Created attachment 7581 [details] Input used to reproduce the bug. vi is using read_key() to obtain input. The read_key() __may__ process ESCape sequences and __may__ silently drop invalid ESCape sequences. This can result in vi not seeing a valid ESCape keystroke such as to exit 'insert' mode. The read_key() function opportunistically buffers and processes input. If an ESCape key is seen, read_key() will try to read the sequence completion in order to process the sequence. If the key following the ESCape is not a valid ESCape sequence completion, the ESCape and any buffered data that follows is silently dropped. This issue typically will not show up during manual editing through vi as there is very little chance that someone can type fast enough to get input buffered. However, if input is streamed, this problem is very common. To reproduce: Use a default busybox config to build. Using the attached file, execute the following. rm -f foo && busybox vi < test_vi_input The command will terminate with the error 'vi: can't read user input'. It should terminate with no error and successfully create the file 'foo'.
What fix do you propose?
I would propose breaking out the read/buffering functionality into read_key_raw(). Keep the ESC sequence processing in read_key() and use read_key_raw() for the buffered input. Then change vi to use read_key_raw() rather than read_key().

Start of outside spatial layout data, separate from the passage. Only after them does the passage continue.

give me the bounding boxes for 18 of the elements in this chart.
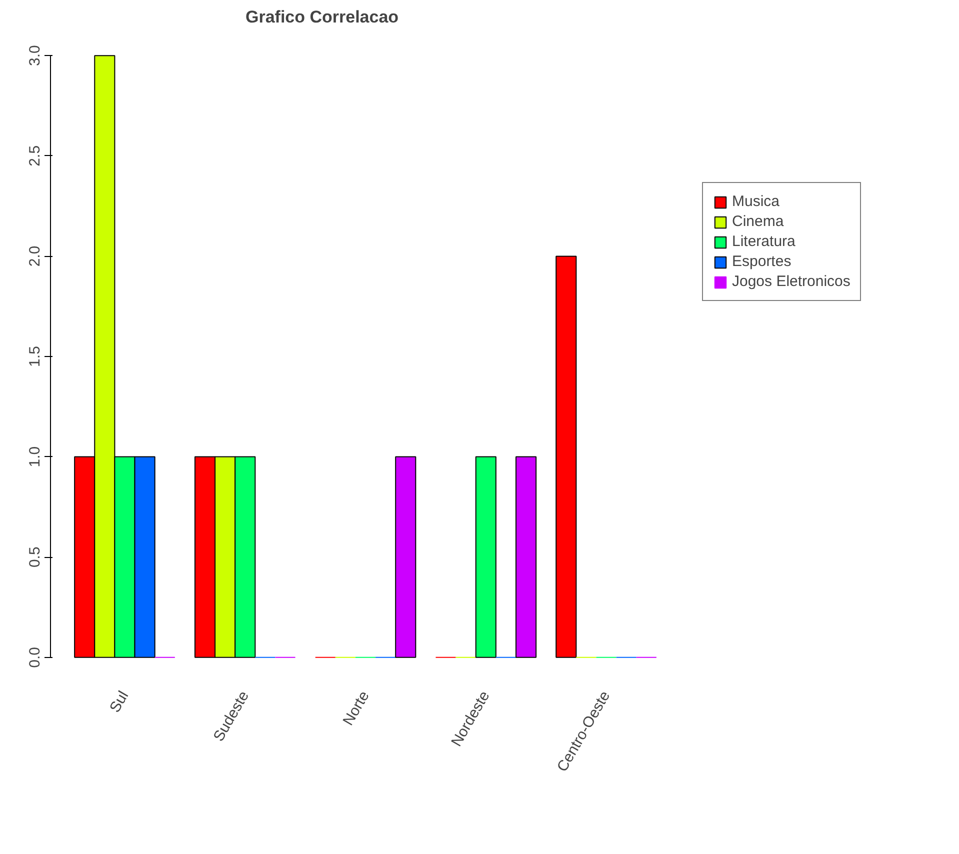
chart-title: Grafico Correlacao bbox=[246, 8, 399, 26]
legend-label: Literatura bbox=[732, 233, 796, 250]
legend-label: Musica bbox=[732, 193, 780, 210]
y-tick-label: 3.0 bbox=[26, 45, 44, 66]
y-tick-label: 2.0 bbox=[26, 246, 44, 267]
y-tick-label: 0.0 bbox=[26, 646, 44, 668]
bar bbox=[515, 456, 537, 658]
legend-label: Cinema bbox=[732, 213, 784, 230]
x-tick-label: Sul bbox=[106, 688, 132, 716]
y-tick-label: 0.5 bbox=[26, 546, 44, 568]
bar bbox=[475, 456, 496, 658]
bar bbox=[556, 256, 577, 658]
bar bbox=[395, 456, 416, 658]
y-tick-label: 2.5 bbox=[26, 145, 44, 166]
y-tick-label: 1.5 bbox=[26, 346, 44, 367]
legend-label: Jogos Eletronicos bbox=[732, 273, 850, 290]
legend-label: Esportes bbox=[732, 253, 792, 270]
y-tick-label: 1.0 bbox=[26, 446, 44, 468]
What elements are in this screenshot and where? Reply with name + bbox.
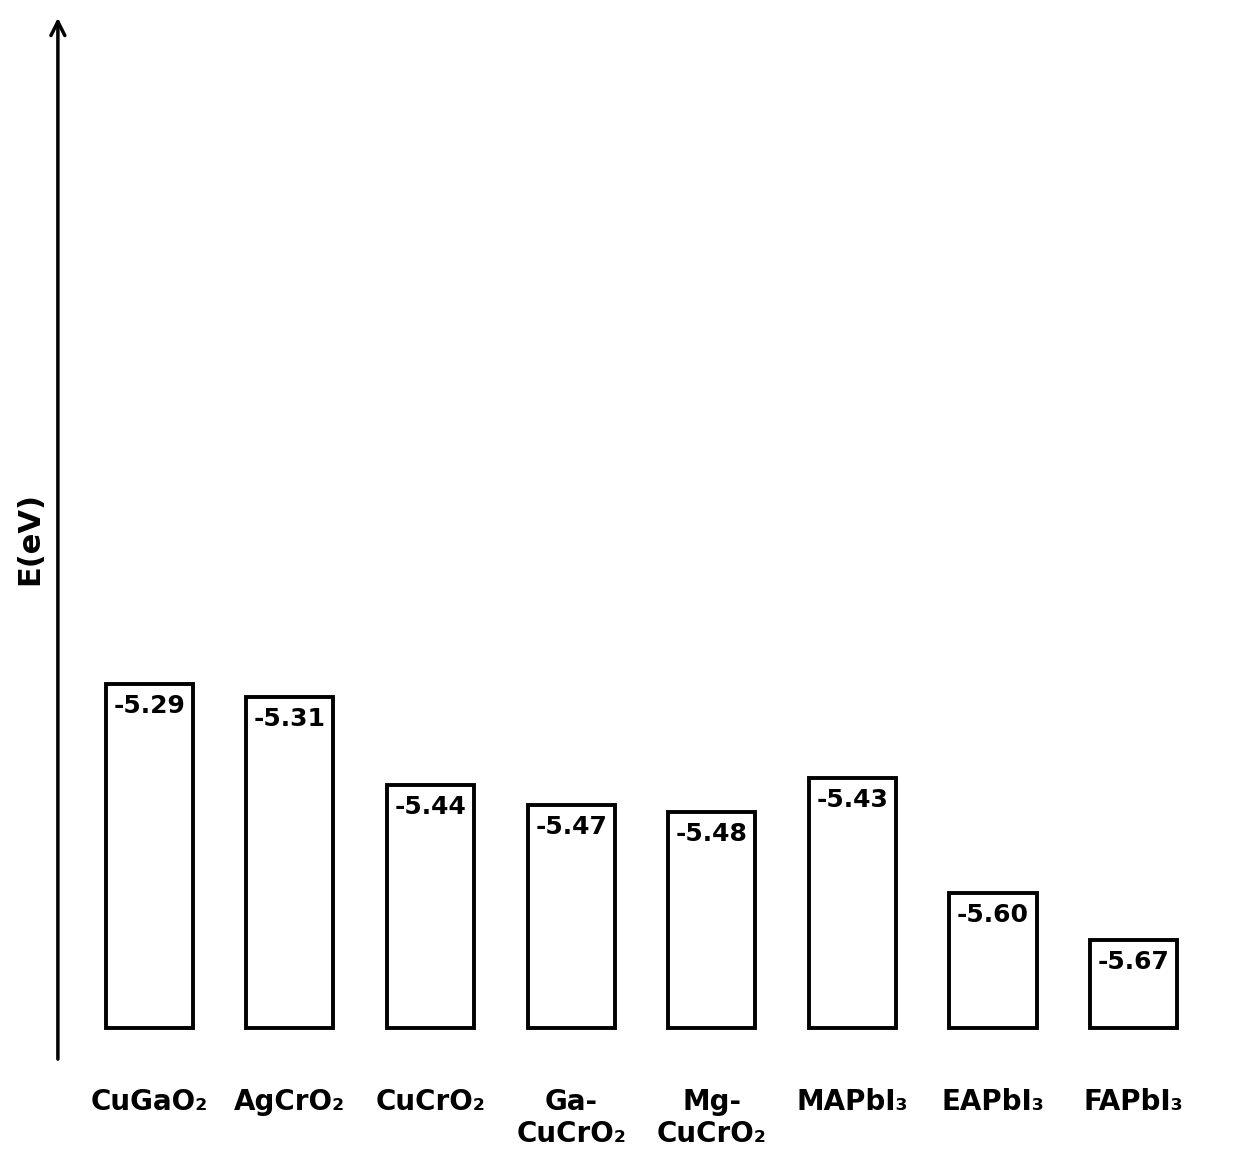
FancyBboxPatch shape bbox=[247, 697, 334, 1028]
Text: -5.31: -5.31 bbox=[254, 707, 326, 732]
Y-axis label: E(eV): E(eV) bbox=[15, 492, 43, 585]
Text: -5.43: -5.43 bbox=[816, 789, 888, 813]
FancyBboxPatch shape bbox=[1090, 941, 1177, 1028]
Text: -5.48: -5.48 bbox=[676, 822, 748, 847]
FancyBboxPatch shape bbox=[808, 778, 897, 1028]
Text: -5.29: -5.29 bbox=[113, 694, 185, 718]
FancyBboxPatch shape bbox=[105, 684, 193, 1028]
Text: -5.67: -5.67 bbox=[1097, 950, 1169, 975]
FancyBboxPatch shape bbox=[668, 812, 755, 1028]
Text: -5.47: -5.47 bbox=[536, 815, 608, 840]
FancyBboxPatch shape bbox=[527, 805, 615, 1028]
Text: -5.44: -5.44 bbox=[394, 795, 466, 819]
Text: -5.60: -5.60 bbox=[957, 904, 1029, 927]
FancyBboxPatch shape bbox=[387, 785, 474, 1028]
FancyBboxPatch shape bbox=[950, 893, 1037, 1028]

(In reply to Mike Berger from comment #2) > I would propose breaking out the read/buffering functionality > into read_key_raw(). Keep the ESC sequence processing in read_key() > and use read_key_raw() for the buffered input. I meant: how do you propose to handle the sequence of "<ESC><chars which are not a valid esc sequence>"?
I think silently dropping all buffered input when an invalid ESC sequence is seen is a bug. I think there are a few possible reactions. I'll defer to more knowledgeable folks as to which which is best. 1. Silently drop the ESC and continue processing the following character as if the ESC had not been received. 2. Silently drop the ESC and the following invalid key. Continue processing as if the ESC-<bad> had not been received. 3. Mimic the behavior of read_key() if no input had been buffered. Return the ESC, and continue processing the following character as if the ESC had not been received. Note that #3 would fix this particular bug without needing to do the read_key()/read_key_raw() split, but I still think vi should not be calling a function that may or may not process an ESC sequence.
(In reply to Mike Berger from comment #4) > I think silently dropping all buffered input when an invalid ESC sequence is seen is a bug. It's intended. I coded that myself. I got sick and tired of having accidental presses of unrecognized keys (e.g. Ctrl-Shift-key) resulting in unexpected actions. I prefer when in this case nothing happens. > 1. Silently drop the ESC and continue processing the following character as if the ESC had not been received. I don't think it's good. See above. > 3. Mimic the behavior of read_key() if no input had been buffered. Return the ESC, and continue processing the following character as if the ESC had not been received. I don't think it's good. See above. > 2. Silently drop the ESC and the following invalid key. Continue processing as if the ESC-<bad> had not been received. This is what happens now, right? The entire sequence is ignored.
(In reply to Denys Vlasenko from comment #5) No, it's more than the entire sequence being ignored - read_key() silently drops the bad ESC sequence PLUS any other data that happens to be buffered. I really don't want to make this bug about the behavior of read_key(). I think read_key() behavior is suitable for any application that does not perform it's own ESC processing. It is unsuitable for any application that must perform its own ESC handling - like vi. The point of this bug is that vi is not behaving correctly in some corner cases because it is using an input function that processes ESC keys in a non-deterministic way. In most cases, the ESC is merely passed through and everything works fine. But, I've provided a case where vi does not behave properly. The vi applet needs to see the ESC key, not a processed ESC sequence.
(In reply to Mike Berger from comment #6) > No, it's more than the entire sequence being ignored - read_key() silently drops the bad ESC sequence PLUS any other data that happens to be buffered. Yes, that's what it does. Because the dropped sequence is _unknown_ to the code, it can't know where it ends. So it drops all buffered data until there is nothing. > The point of this bug is that vi is not behaving correctly in some corner cases In what corner cases? "vi <test_vi_input" is not a way how "vi" is supposed to be used. If you want to edit a file with a script, use sed/awk/grep/...
Please just close off this bug. I'll rely on local changes so that my automation environment continues to behave as before these "improvements" were made.